Milli Eğitim Bakanı Ömer Dinçer: Atatürk’ten, Atatürkçülük’ten, herkese tek tip önlük giydirmeyi, çocukları askeri bir disiplin içinde yetiştirmeyi, gençlere 19 Mayıs törenlerinde resmi geçit yürüyüşleri yaptırmayı, Milli Güvenlik derslerini, hatta beden eğitimi derslerinde çocuklarımızı hazır olda tutmayı ve bunun gibi pek çok uygulamayı anlıyorsak, bu bizi dünya ile rekabet eder bir hale getirmedi ve muassır medeniyet seviyesine çıkarmadı.

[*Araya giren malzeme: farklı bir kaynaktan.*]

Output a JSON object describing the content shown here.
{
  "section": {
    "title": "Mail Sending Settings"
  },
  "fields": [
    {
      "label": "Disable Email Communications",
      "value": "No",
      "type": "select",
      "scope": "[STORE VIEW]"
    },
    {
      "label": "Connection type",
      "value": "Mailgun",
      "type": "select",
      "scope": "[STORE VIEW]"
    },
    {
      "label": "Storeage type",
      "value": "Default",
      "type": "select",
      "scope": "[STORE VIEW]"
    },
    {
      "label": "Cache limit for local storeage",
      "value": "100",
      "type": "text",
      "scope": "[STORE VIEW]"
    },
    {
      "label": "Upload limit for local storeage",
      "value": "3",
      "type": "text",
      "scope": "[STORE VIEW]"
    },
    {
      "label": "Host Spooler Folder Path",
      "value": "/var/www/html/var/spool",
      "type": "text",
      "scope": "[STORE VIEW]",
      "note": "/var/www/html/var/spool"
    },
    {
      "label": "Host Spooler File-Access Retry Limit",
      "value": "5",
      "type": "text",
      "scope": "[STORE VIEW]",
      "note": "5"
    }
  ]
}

Milli Eğitim Bakanı Ömer Dinçer, "Okullar Hayat Olsun" Projesi ile okul kütüphanelerinin, bilgisayarlarının, spor salonlarının yeniden tanzim edilerek, velilerin, mahalle halkının da kullanımına açılacağını söyledi. Okulların hem hayat kazandıracağını hem de hayat bulacağını belirten Dinçer, okul bahçelerinin otoparka, okul spor salonlarının da işletmek üzere spor kulüplerine devredilmesi uygulamasına son verdiklerini anlattı.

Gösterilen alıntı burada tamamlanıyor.